TourMaG.com - Comment vos bureaux ont traversé les différents épisodes de la crise ?

Jean-Baptiste Richard :
Pendant la première vague, avec la Chine, nous avons vu une baisse du nombre de demandes de 30 à 40%, pareil sur les réservations existantes impactées.

Avec la deuxième vague, nous enregistrons les annulations.

Lors du 2e trimestre 2020, nous n'allons avoir personne sur place, les Européens sont tous bloqués chez eux, donc avril sera nul et mai risque fort d'y ressembler, car les touristes ne voudront pas voyager.

Nous nous attendons à n'enregistrer aucune activité sur avril, mai et juin, et donc zéro revenus.

Au niveau du tourisme ici, il y a pas mal de difficultés au niveau des paiements, car les prestataires éprouvent de grandes difficultés.

La situation est très tendue. Pour EXO Travel, nous nous adaptons de façon graduelle, en réadaptant le temps de travail que nous avons diminué.
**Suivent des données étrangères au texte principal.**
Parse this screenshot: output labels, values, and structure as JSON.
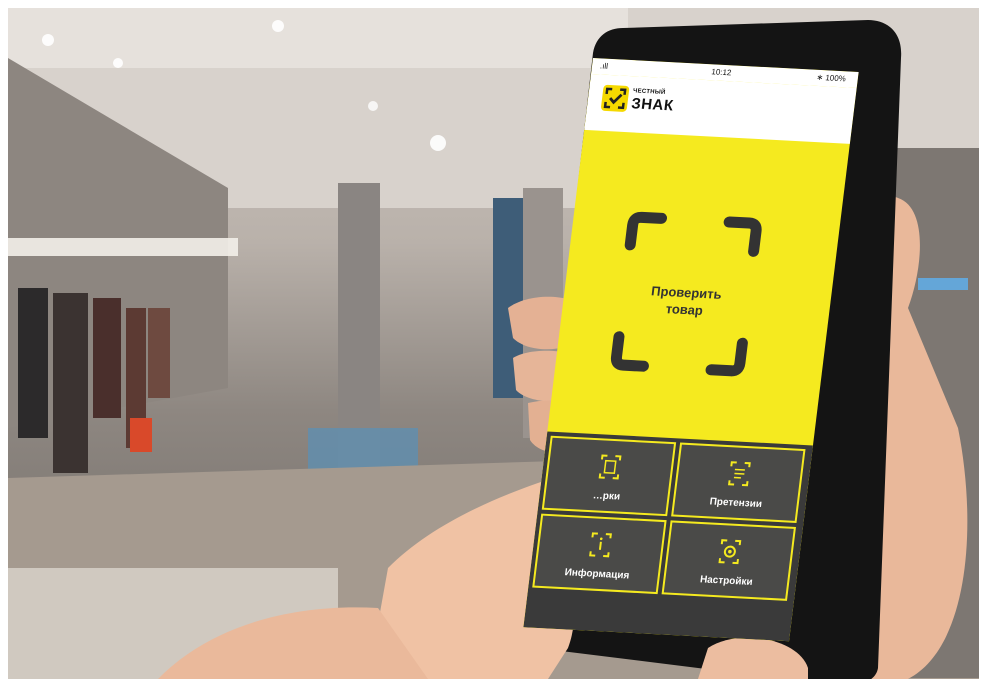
{
  "status_bar": {
    "signal": ".ıll",
    "time": "10:12",
    "battery": "∗ 100%"
  },
  "app": {
    "logo_small": "ЧЕСТНЫЙ",
    "logo_big": "ЗНАК",
    "logo_icon": "check-frame-icon"
  },
  "scan": {
    "label_line1": "Проверить",
    "label_line2": "товар",
    "icon": "scan-frame-icon"
  },
  "menu": [
    {
      "label": "…рки",
      "icon": "document-icon"
    },
    {
      "label": "Претензии",
      "icon": "document-lines-icon"
    },
    {
      "label": "Информация",
      "icon": "info-frame-icon"
    },
    {
      "label": "Настройки",
      "icon": "settings-icon"
    }
  ],
  "colors": {
    "brand_yellow": "#f5ea1f",
    "tile_dark": "#4a4a48",
    "frame_dark": "#333333"
  }
}
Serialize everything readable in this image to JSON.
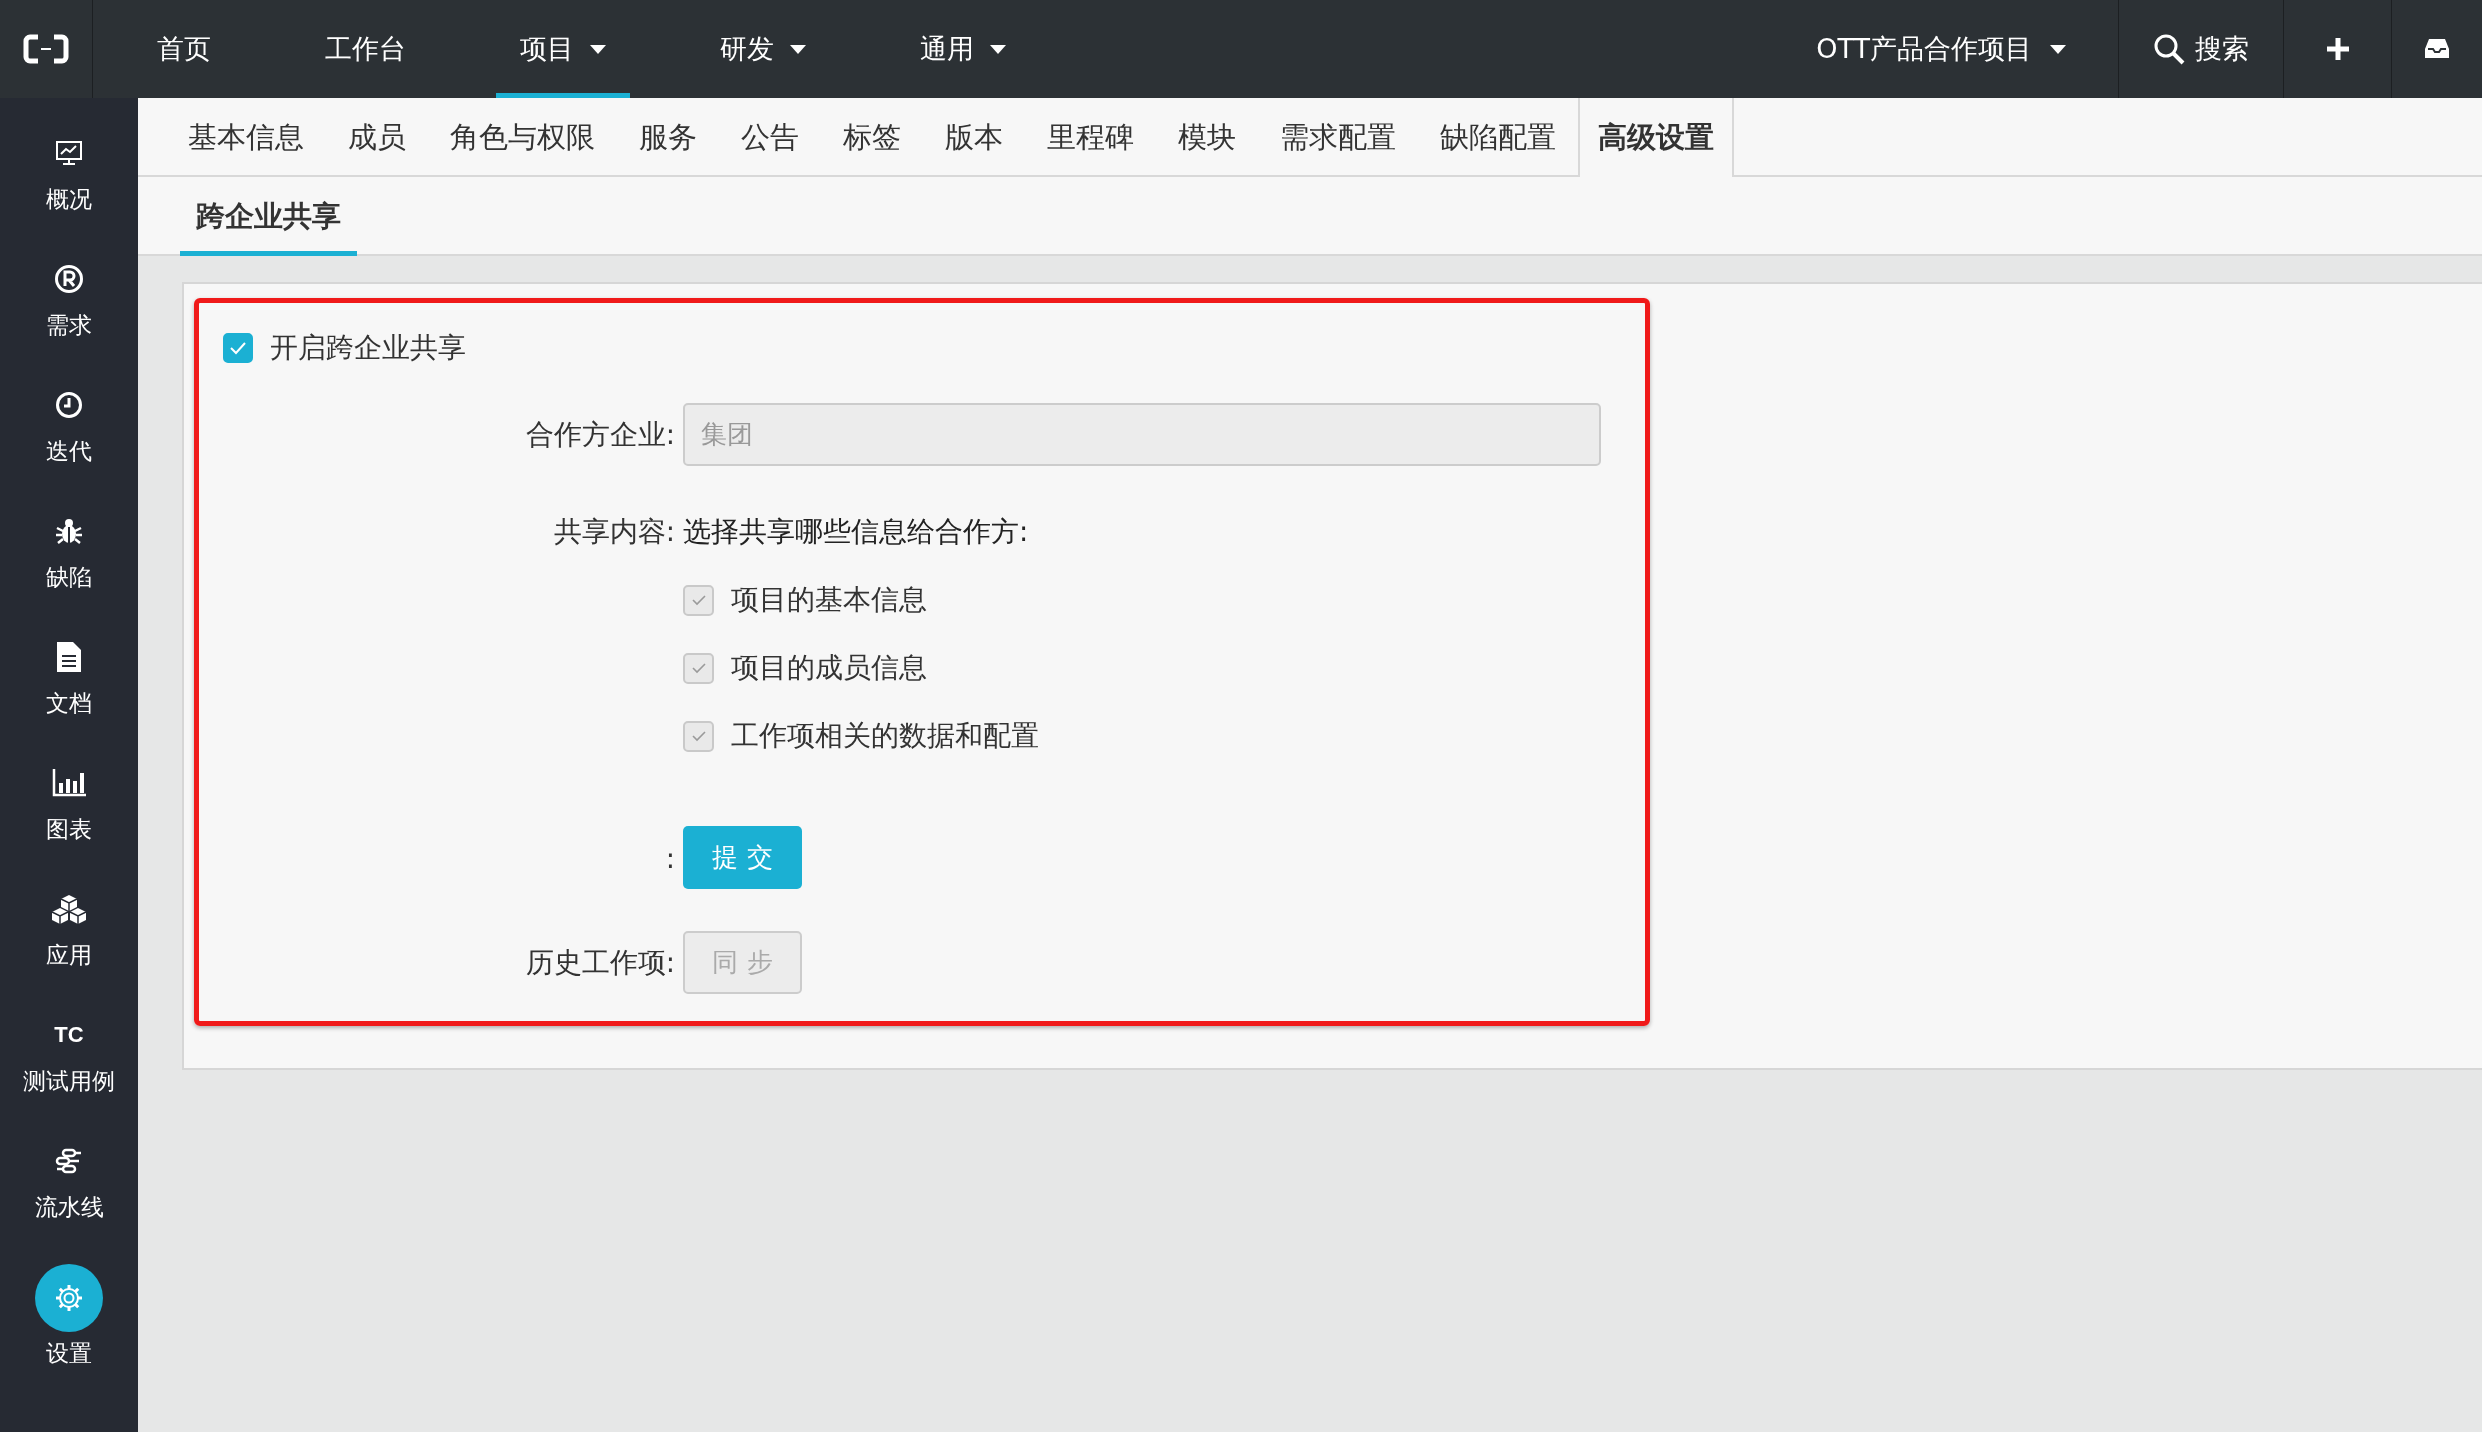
{
  "top_nav": {
    "items": [
      {
        "label": "首页",
        "dropdown": false,
        "selected": false
      },
      {
        "label": "工作台",
        "dropdown": false,
        "selected": false
      },
      {
        "label": "项目",
        "dropdown": true,
        "selected": true
      },
      {
        "label": "研发",
        "dropdown": true,
        "selected": false
      },
      {
        "label": "通用",
        "dropdown": true,
        "selected": false
      }
    ],
    "project_switcher": {
      "label": "OTT产品合作项目"
    },
    "search": {
      "label": "搜索"
    }
  },
  "sidebar": {
    "items": [
      {
        "kind": "monitor",
        "label": "概况",
        "selected": false
      },
      {
        "kind": "registered",
        "label": "需求",
        "selected": false
      },
      {
        "kind": "clock",
        "label": "迭代",
        "selected": false
      },
      {
        "kind": "bug",
        "label": "缺陷",
        "selected": false
      },
      {
        "kind": "document",
        "label": "文档",
        "selected": false
      },
      {
        "kind": "chart",
        "label": "图表",
        "selected": false
      },
      {
        "kind": "cubes",
        "label": "应用",
        "selected": false
      },
      {
        "kind": "text",
        "icon_text": "TC",
        "label": "测试用例",
        "selected": false
      },
      {
        "kind": "pipeline",
        "label": "流水线",
        "selected": false
      },
      {
        "kind": "gear",
        "label": "设置",
        "selected": true
      }
    ]
  },
  "settings_tabs": [
    {
      "label": "基本信息",
      "selected": false
    },
    {
      "label": "成员",
      "selected": false
    },
    {
      "label": "角色与权限",
      "selected": false
    },
    {
      "label": "服务",
      "selected": false
    },
    {
      "label": "公告",
      "selected": false
    },
    {
      "label": "标签",
      "selected": false
    },
    {
      "label": "版本",
      "selected": false
    },
    {
      "label": "里程碑",
      "selected": false
    },
    {
      "label": "模块",
      "selected": false
    },
    {
      "label": "需求配置",
      "selected": false
    },
    {
      "label": "缺陷配置",
      "selected": false
    },
    {
      "label": "高级设置",
      "selected": true
    }
  ],
  "sub_tabs": [
    {
      "label": "跨企业共享",
      "selected": true
    }
  ],
  "form": {
    "enable": {
      "label": "开启跨企业共享",
      "checked": true
    },
    "partner": {
      "label": "合作方企业:",
      "value": "集团",
      "disabled": true
    },
    "share": {
      "label": "共享内容:",
      "prompt": "选择共享哪些信息给合作方:",
      "options": [
        {
          "label": "项目的基本信息",
          "checked": true,
          "disabled": true
        },
        {
          "label": "项目的成员信息",
          "checked": true,
          "disabled": true
        },
        {
          "label": "工作项相关的数据和配置",
          "checked": true,
          "disabled": true
        }
      ]
    },
    "submit": {
      "label": ":",
      "button": "提 交",
      "disabled": false
    },
    "history": {
      "label": "历史工作项:",
      "button": "同 步",
      "disabled": true
    }
  }
}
Des concurrents ont dû fermer et mettre la clé sous la porte, ils ne sont pas sur le marché français, mais plutôt américain.

"Nous nous attendons à ce que beaucoup de prestataires disparaissent"

TourMaG.com - Le gouvernement français est très rapidement intervenu pour soutenir les équipes, qu'en est-il en Thaïlande ?

Jean-Baptiste Richard :
Il n'y a pas d'Etat Providence ici, même par rapport aux autres pays de la région, nous sommes à part. Le gouvernement intervient très peu.

Il y a quand même un système de pension pour les chômeurs, mais le système est principalement basé sur les acteurs privés.

Les autorités ne prennent pas vraiment le relais suite à un licenciement ou de façon minime, la responsabilité revient vraiment aux entreprises.

Dans ces conditions, nous avons discuté avec les équipes par rapport à la situation, pour que tout le monde fasse un effort, pour soutenir l'entreprise.

TourMaG.com - Donc vous ne bénéficiez d'aucune aide ?

Jean-Baptiste Richard :
Très peu. Nous avons vu une taxe baisser de 1%, des délais de paiement pour quelques mois sur la TVA, mais il n'y a pas de suspension.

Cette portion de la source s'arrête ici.